Letters from 12 years ago December 2006
From: Gordon Braughton
Re. Johnson and Phillips material in the August Newsletter. I was born in 1915 in Eastcombe Avenue. Adjacent and to the rear of our flat was the premises of Johnson and Phillips. Through my early years I recall them being a major employer in the area. The works were in three sections spanning the then Southern Railway line in Victoria Road (now Way). The terrace housing of nearby Troughton Road, Rathmore Road, and Fossdene Road suggests that these were established to house Johnson and Phillips workers. As a pupil of Fossdene Road, LCC School, I was well aware that J&P was an important manufacturer of cables in particular. My knowledge of the company after 1939 was cut short by the evacuation of the Research Department – Metallurgy Section at Woolwich Arsenal to Cardiff University. I think that some time in the post war years it was taken over by the Delta Company.
It’s a wonderful newsletter and I am happy to be able to receive it. My interest is in the Strong Fisher families. They are my direct ancestors and their sons came to New Zealand on the ann in 1848. I believe that there was a business of the name Strong Fisher or Fisher Strong. My lot lived in Silver Street, Rotherhithe and were boatmen, sawyers and watermen.
From: Jeremy Cotton
During the First World War my maternal grandfather, Charles Corner, who had recently retired from building railways in various parts of the world, came out of retirement to help manage the railway inside Woolwich Arsenal (usually described as powered by superheated steam) while the regular managers from the Corps of Royal Engineers went off to run the railways behind the lines in Northern France. That is about as much as anyone in my family knows.
I would be grateful for any further information, (a) on the actual technology of the railway (b) on the way it was manned and managed, in peacetime or © under the conditions of 1914-18. I have lived in Thamesmead since 1984, and began a botanical survey of the area including the railway in 1975 (aborted once the degree of contamination became apparent). There were still a few recognisable relics lying around then, and one or two items of rolling stock at the Railway Museum in North Woolwich Station a little later, but in Thamesmead at least there seem to be no traces left. I find this frustrating. Any documents, references, or other information would be of great family interest.
From: D.A. Parkinson
Would you know if there are any ship's models, paintings, or prints of:
Breda - 70 Guns, 3rd-Rate warship, built Woolwich 1692 or Defiance - 64 Guns, 3rd-Rate Warship, built Chatham, 1675. Rebuilt Woolwich 1695.
From: Malcolm Tucker
Some corrections to the August 2006 Newsletter
1) In my letter on p5, in the last sentence, 'drains' should read 'drums', I this is hope self-explanatory.

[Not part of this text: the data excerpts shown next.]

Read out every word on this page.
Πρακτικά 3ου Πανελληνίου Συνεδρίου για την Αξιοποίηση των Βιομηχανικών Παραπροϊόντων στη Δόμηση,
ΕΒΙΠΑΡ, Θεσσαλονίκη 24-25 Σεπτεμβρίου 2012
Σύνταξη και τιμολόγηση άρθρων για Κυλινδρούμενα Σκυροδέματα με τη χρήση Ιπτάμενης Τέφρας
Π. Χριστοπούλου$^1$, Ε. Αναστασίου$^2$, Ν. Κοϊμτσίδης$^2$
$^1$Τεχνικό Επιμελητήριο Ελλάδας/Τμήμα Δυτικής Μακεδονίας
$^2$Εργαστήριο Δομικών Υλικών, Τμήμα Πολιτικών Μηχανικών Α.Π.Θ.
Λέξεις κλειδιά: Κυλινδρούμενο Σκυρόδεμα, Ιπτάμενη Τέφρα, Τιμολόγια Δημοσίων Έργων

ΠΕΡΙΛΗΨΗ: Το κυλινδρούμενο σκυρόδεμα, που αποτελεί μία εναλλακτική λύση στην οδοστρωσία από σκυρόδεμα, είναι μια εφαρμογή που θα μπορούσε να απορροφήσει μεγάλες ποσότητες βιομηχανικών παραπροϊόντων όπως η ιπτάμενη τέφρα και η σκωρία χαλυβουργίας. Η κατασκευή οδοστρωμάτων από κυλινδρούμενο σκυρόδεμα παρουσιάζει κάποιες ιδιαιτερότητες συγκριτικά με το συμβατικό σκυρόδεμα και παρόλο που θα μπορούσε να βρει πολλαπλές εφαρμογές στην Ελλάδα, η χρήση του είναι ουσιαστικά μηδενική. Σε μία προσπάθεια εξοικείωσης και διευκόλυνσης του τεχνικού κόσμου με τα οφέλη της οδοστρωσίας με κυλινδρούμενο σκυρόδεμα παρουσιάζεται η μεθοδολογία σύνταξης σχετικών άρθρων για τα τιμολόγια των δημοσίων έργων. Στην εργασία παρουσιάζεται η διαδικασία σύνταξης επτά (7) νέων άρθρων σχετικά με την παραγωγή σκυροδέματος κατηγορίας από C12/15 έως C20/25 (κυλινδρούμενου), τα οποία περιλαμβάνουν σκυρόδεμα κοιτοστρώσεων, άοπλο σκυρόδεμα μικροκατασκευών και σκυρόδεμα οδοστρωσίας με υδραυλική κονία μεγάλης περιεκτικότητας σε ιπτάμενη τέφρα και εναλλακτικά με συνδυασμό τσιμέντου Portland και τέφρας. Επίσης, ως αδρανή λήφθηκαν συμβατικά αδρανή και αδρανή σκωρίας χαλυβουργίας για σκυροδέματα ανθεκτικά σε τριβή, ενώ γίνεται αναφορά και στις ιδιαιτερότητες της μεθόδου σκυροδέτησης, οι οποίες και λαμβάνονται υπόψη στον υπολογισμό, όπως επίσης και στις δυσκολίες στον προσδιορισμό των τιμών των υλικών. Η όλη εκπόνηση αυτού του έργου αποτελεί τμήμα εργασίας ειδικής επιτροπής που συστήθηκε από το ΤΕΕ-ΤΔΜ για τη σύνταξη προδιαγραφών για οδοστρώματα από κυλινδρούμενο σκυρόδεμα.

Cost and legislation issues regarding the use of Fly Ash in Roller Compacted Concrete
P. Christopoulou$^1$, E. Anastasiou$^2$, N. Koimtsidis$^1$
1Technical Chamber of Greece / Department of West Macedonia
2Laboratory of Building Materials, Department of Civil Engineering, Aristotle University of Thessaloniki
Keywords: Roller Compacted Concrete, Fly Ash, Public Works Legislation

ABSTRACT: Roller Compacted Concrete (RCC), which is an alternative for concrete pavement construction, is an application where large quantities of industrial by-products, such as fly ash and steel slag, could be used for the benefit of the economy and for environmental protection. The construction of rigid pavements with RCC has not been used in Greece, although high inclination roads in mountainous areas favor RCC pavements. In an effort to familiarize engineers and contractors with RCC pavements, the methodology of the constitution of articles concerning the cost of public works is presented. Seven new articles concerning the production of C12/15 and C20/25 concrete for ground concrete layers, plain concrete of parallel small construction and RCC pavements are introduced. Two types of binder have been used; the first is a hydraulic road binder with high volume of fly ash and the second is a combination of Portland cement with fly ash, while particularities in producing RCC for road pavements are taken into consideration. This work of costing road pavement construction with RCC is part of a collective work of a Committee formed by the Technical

2) Response to query, p8: Albion Sugar, makers of glucose, occupied the former Rigging House, Sail Loft and Engine Store of Woolwich Dockyard. It was demolished in 1982 (not 1932 as mis-printed in Pevsner). It was a monumental 4-storey brick building from 1842-6, except for an infilling on the landward side of 1856-7. This had a cast-iron-framed wall with a resemblance to the Boat Store at Sheerness but slightly more ornamented. Unlike the pioneering Boat Store, from 3 years later, it had the brick walls of the existing building to help it stand up. It proudly bore the plaque of the structural ironfounders, “H & MD Grissell”, and it was presumably designed under G.T. Greene, the Director of Engineering and Architectural Works at the Admiralty.
From: Rachel Langdon
My grandfather, Charles Patrick Langdon is 98 years old. He was born in New Zealand in 1908 and was still, until recently, in pretty good health for a person of his age. He has now been diagnosed with a kidney problem and I am concerned about how much longer he will be with us. In 1905 my grandfather's father Charles Robert Langdon came to New Zealand with his wife Hannah Winifred Ryan aboard the steamer SS Morayshire. Charles Robert was an interesting man. He was a shipwright who was very much a socialist and, on coming to New Zealand, became involved in the communist and fledging unionist movements. Possibly this involvement came from his apprenticeship days in England as a shipwright where he had to sign an agreement to be subservient to his 'masters'! Unfortunately for my grandfather and my family, Charles Robert also decided that he would sever all ties with his family in England. He wanted nothing to do with them! This knowledge that my grandfather has never had contact with any of his direct family, has led to my recent quest to try to find some direct relations that he can have contact with before he dies. Apart from his mother and father (and his children), my grandfather has no idea of any other living Langdon relation! I have over the last months gathered and researched the following information.
Apparently Charles Robert was an amateur photographer; and because of this, we have photos' of some of his relations, and images of presumably Greenwich and Kent in the late 1890's. My hope is that by contacting you, you may be able to help me in my quest to find some living relatives of my grandfather.